Any time a mathematical property/theorem has a restriction, it is important to have students think about why the restriction exists. By doing so, we help students make sense of properties at a deeper level (MP3). In order to accomplish this in today's lesson, I begin class by asking students to read and make sense out of the solve_exponential_equations_launch individually. After about 2 minutes, I ask my students to do a Think-Pair-Share to work together to put the information in the slide into their own words. I also encourage my students to think about the question at the bottom of the slide regarding the base not being equal to 1.
To conclude the Think-Pair-Share, I will have students share out their understanding of the property defined on the slide. As they share, I prompt them to come up with additional examples of this property, similar to the one given on the slide. I will keep track of these examples on the board so that students see many instances of this property.
After the launch we will continuing working from the Solve Exponential_Equations_Direct presentation.
I plan to have students turn-and-talk with a partner about how to solve the first equation (MP3). Some students may observe that the goal is to get the base/exponent portion of the equation isolated on one side. This can be done in the first equation by multiplying both sides of the equation by 1/3 (or dividing each side by 3). I plan to remind students that this "move" will lead to another true equation. At this point, all that is left is to figure out the power that represents the value of x. Since this example is designed to result in a whole number answer, I expect some students may see right away that 2^4 is 16. Others may make a list of powers of 2.
Although more complex, the second equation is similar to the first. I am interested in seeing what my students do as a first step. Then, I hope that my students see that both the numerator and denominator of the fraction must be raised to the same power. Again, some students may not see right away that (5/3)^3 is 125/27. In this case, I may proactive and suggest that students make a list of powers of 5/3.
When we turn our attention to Slide 2, I plan to have my students do a think-pair-share. I expect the first part to be relatively straightforward for students. I ask them to make a prediction in order to forestall the answer, "It's impossible."
Making a prediction of the value of x with some accuracy requires students to reason about the powers of 2 and interpolate (MP2). For example, a student may say:
There is no power of 2 that will equal exactly 10. 2^3=8 and 2^4=16 so we know the power must be in between 3 and 4. Since the value of 10 is closer to 8 than it is to 16, we could guess that the answer would be around 3.3.
This is a fairly comprehensive answer.
Most likely, you will be able to question your students in order to guide them towards this type of understanding. This gets students thinking about the fact that not all exponents have to be whole numbers. With this in mind, they can attempt the next question.

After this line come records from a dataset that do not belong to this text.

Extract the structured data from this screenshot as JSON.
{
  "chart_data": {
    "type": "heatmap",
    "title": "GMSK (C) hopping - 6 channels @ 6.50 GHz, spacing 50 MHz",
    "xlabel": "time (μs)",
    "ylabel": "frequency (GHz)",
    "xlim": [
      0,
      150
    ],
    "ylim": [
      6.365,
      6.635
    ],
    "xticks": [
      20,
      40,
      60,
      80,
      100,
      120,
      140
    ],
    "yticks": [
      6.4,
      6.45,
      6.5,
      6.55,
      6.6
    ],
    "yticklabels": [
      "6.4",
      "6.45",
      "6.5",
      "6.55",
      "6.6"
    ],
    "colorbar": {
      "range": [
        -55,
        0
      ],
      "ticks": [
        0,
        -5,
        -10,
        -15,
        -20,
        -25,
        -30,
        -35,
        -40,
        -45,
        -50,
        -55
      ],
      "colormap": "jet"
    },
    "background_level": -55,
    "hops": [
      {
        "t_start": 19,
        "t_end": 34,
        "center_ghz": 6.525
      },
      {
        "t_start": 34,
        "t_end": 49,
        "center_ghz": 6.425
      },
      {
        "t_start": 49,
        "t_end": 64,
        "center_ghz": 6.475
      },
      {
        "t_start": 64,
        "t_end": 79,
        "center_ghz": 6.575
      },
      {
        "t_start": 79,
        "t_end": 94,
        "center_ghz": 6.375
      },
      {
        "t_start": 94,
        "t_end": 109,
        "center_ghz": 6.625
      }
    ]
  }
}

I ask students to begin to work on this problem with a partner. I encourage them to work together to set up an equation that could be used to solve this problem (MP1). I intend for my students to base their equation on the exponential growth model we have studied inprevious lessons. Once students produce their equations, I will ask them to estimate values for x and then try to use guess and check to determine a solution. Once students have had some time to think, I plan to inform them that there is a way to solve this equation by graphing (if they have not thought of this themselves).
I will begin by reminding students that two sides of an equation can be thought of as different functions (A.REI.11). If we take this approach, we can then graph both functions and determine the point of intersection by visual inspection. In this case, the two functions can be written as f(x)=100,000 and g(x)=79,918(1.06)^x. After discussing this, I will ask my students to graph the functions on their graphing calculators (or using Desmos graphing software -- see solving_exponential_equations_solution).

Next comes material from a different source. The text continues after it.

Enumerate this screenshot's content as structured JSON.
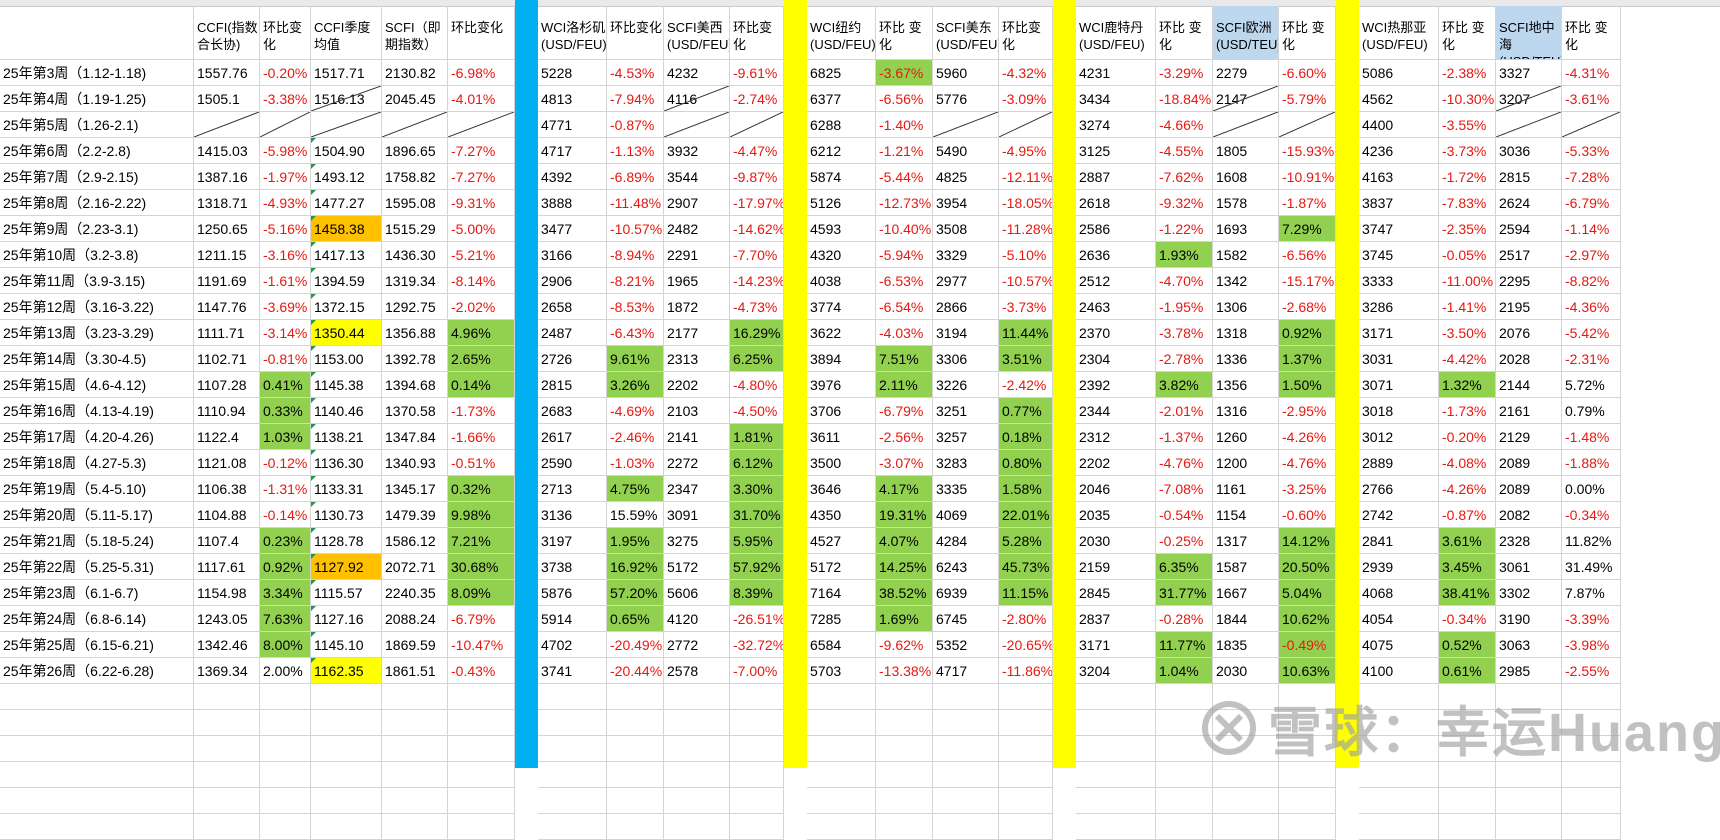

Using Solve_Exponential_Equations_Practice, students will be able to practice what they have learned so far. For this activity, I will ask my students to work with a partner. I will encourage them to focus on being precise and supporting each other with respect to this mathematical practice (MP6). I will also require my students to check each answer by testing their answer in the original equation. This practice will be especially valuable for equations that have non-integer answers.
Questions 1 to 6 require students to solve an equation by recognizing the power that would make the equation true. If they are stumped, students can also make a list of powers until they reach the correct result. For example, for 3^x=81 students could make a list of powers of three 3, 9, 27, 81 and determine that the correct value for x is 4 (x = 4).
The final three questions require students to reason about the value of the exponent before graphing the two equations and finding the point of intersection. I make sure to clearly state these instructions to my students. I think that it is important for them to make a prediction about the value of the exponent by reasoning before working on an exact answer. Mathematically proficient students reason about the solution in many different ways to ensure it is the correct one (MP6).
This Ticket out the Door is an application problem that students will have to read and make sense of (MP1). I plan to examine the student work closely to determine which parts of the question my students are able to complete:
Students can estimate the value by raising 1.08 to various powers to determine how quickly it is growing and how long it will take to reach a value of 2. They can then graph the two functions to find the exact number of years (9.006 years).